Il habitait maintenant rue de Constantinople, où il avait transporté sa malle, sa brosse, son rasoir et son savon, ce qui constituait son déménagement. Deux ou trois fois par semaine, la jeune femme arrivait avant qu’il fût levé, se déshabillait en une minute et se glissait dans le lit, toute frémissante du froid du dehors.

Duroy, par contre, dînait tous les jeudis dans le ménage et faisait la cour au mari en lui parlant agriculture ; et comme il aimait lui-même les choses de la terre, ils s’intéressaient parfois tellement tous les deux à la causerie qu’ils oubliaient tout à fait leur femme sommeillant sur le canapé.

Laurine aussi s’endormait, tantôt sur les genoux de son père, tantôt sur les genoux de Bel-Ami.

Et quand le journaliste était parti, M. de Marelle ne manquait point de déclarer avec ce ton doctrinaire dont il disait les moindres choses : « Ce garçon est vraiment fort agréable.
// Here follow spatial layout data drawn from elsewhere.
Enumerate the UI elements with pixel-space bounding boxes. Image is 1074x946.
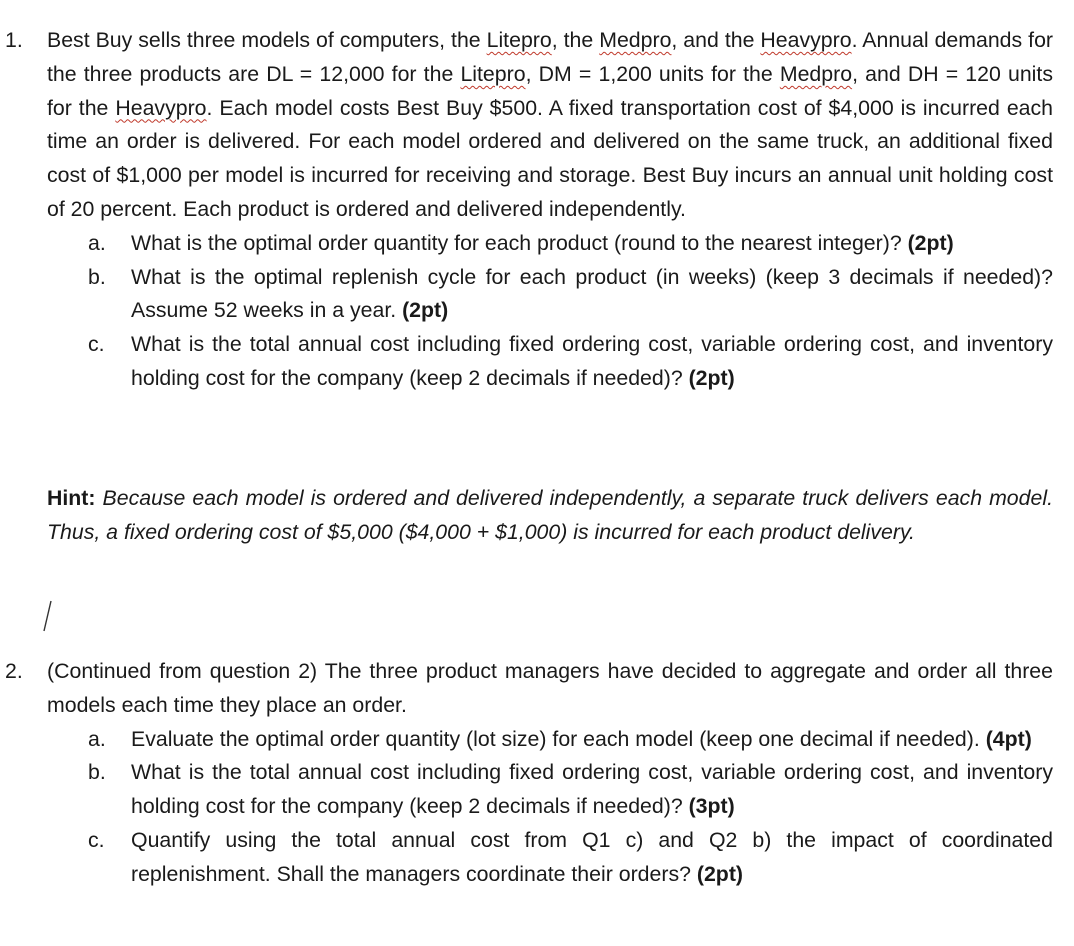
intro-text: , and the xyxy=(671,28,761,52)
intro-text: , and DH = 120 units for the xyxy=(47,61,1053,120)
sub-question-c xyxy=(88,328,1053,396)
product-name-litepro: Litepro xyxy=(460,61,526,86)
sub-question-text: What is the total annual cost including fixed ordering cost, variable ordering cost, and inventory holding cost for the company (keep 2 decimals if needed)? xyxy=(131,760,1053,819)
points-badge: (2pt) xyxy=(696,861,744,886)
hint-text: Because each model is ordered and delivered independently, a separate truck delivers each model. Thus, a fixed ordering cost of $5,000 ($4,000 + $1,000) is incurred for each product delivery. xyxy=(47,486,1053,544)
question-intro xyxy=(47,24,1053,227)
sub-question-label: a. xyxy=(88,230,106,255)
sub-question-a xyxy=(88,227,1053,261)
intro-text: , DM = 1,200 units for the xyxy=(525,61,780,86)
points-badge: (2pt) xyxy=(688,365,735,390)
points-badge: (2pt) xyxy=(402,298,449,323)
hint-label: Hint: xyxy=(47,486,96,510)
hint-paragraph xyxy=(47,482,1053,550)
question-number: 2. xyxy=(5,659,23,683)
question-intro: (Continued from question 2) The three product managers have decided to aggregate and order all three models each time they place an order. xyxy=(47,659,1053,717)
product-name-medpro: Medpro xyxy=(599,28,672,52)
points-badge: (2pt) xyxy=(907,230,954,255)
sub-question-text: What is the optimal replenish cycle for each product (in weeks) (keep 3 decimals if needed)? Assume 52 weeks in a year. xyxy=(131,264,1053,323)
question-2 xyxy=(0,655,1074,892)
product-name-litepro: Litepro xyxy=(486,28,552,52)
sub-question-label: c. xyxy=(88,827,105,852)
product-name-medpro: Medpro xyxy=(779,61,853,86)
sub-question-a xyxy=(88,723,1053,757)
sub-question-c xyxy=(88,824,1053,892)
sub-question-b xyxy=(88,756,1053,824)
sub-question-text: Quantify using the total annual cost from Q1 c) and Q2 b) the impact of coordinated replenishment. Shall the managers coordinate their orders? xyxy=(131,827,1053,886)
sub-question-text: Evaluate the optimal order quantity (lot size) for each model (keep one decimal if needed). xyxy=(131,726,986,751)
sub-question-label: a. xyxy=(88,726,106,751)
question-number: 1. xyxy=(5,28,23,52)
sub-question-text: What is the total annual cost including fixed ordering cost, variable ordering cost, and inventory holding cost for the company (keep 2 decimals if needed)? xyxy=(131,332,1053,390)
intro-text: . Annual demands for the three products are DL = 12,000 for the xyxy=(47,28,1053,86)
points-badge: (3pt) xyxy=(688,794,735,819)
points-badge: (4pt) xyxy=(985,726,1032,751)
text-cursor-icon xyxy=(38,598,58,634)
sub-question-label: b. xyxy=(88,264,106,289)
sub-question-label: c. xyxy=(88,332,105,357)
product-name-heavypro: Heavypro xyxy=(760,28,852,52)
intro-text: . Each model costs Best Buy $500. A fixed transportation cost of $4,000 is incurred each time an order is delivered. For each model ordered and delivered on the same truck, an additional fixed cost of $1,000 per model is incurred for receiving and storage. Best Buy incurs an annual unit holding cost of 20 percent. Each product is ordered and delivered independently. xyxy=(47,95,1053,221)
intro-text: , the xyxy=(551,28,600,52)
intro-text: Best Buy sells three models of computers, the xyxy=(47,28,487,52)
product-name-heavypro: Heavypro xyxy=(115,95,207,120)
sub-question-text: What is the optimal order quantity for each product (round to the nearest integer)? xyxy=(131,230,908,255)
question-1 xyxy=(0,24,1074,396)
sub-question-label: b. xyxy=(88,760,106,785)
sub-question-b xyxy=(88,261,1053,329)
Il a l’esprit très cultivé. »

Février touchait à sa fin. On commençait à sentir la violette dans les rues en passant le matin auprès des voitures traînées par les marchandes de fleurs.

Duroy vivait sans un nuage dans son ciel.

Or, une nuit, comme il rentrait, il trouva une lettre glissée sous sa porte. Il regarda le timbre et il vit « Cannes ». L’ayant ouverte, il lut :

« Cannes, villa Jolie.

« Cher Monsieur et ami, vous m’avez dit, n’est-ce pas, que je pouvais compter sur vous en tout ? Eh bien, j’ai à vous demander un cruel service, c’est de venir m’assister, de ne pas me laisser seule aux derniers moments de Charles qui va mourir. Il ne passera peut-être pas la semaine, bien qu’il se lève encore, mais le médecin m’a prévenue.

Je n’ai plus la force ni le courage de voir cette agonie jour et nuit. Et je songe avec terreur aux derniers moments qui approchent. Je ne puis demander une pareille chose qu’à vous, car mon mari n’a plus de famille. Vous étiez son camarade ; il vous a ouvert la porte du journal. Venez, je vous en supplie. Je n’ai personne à appeler.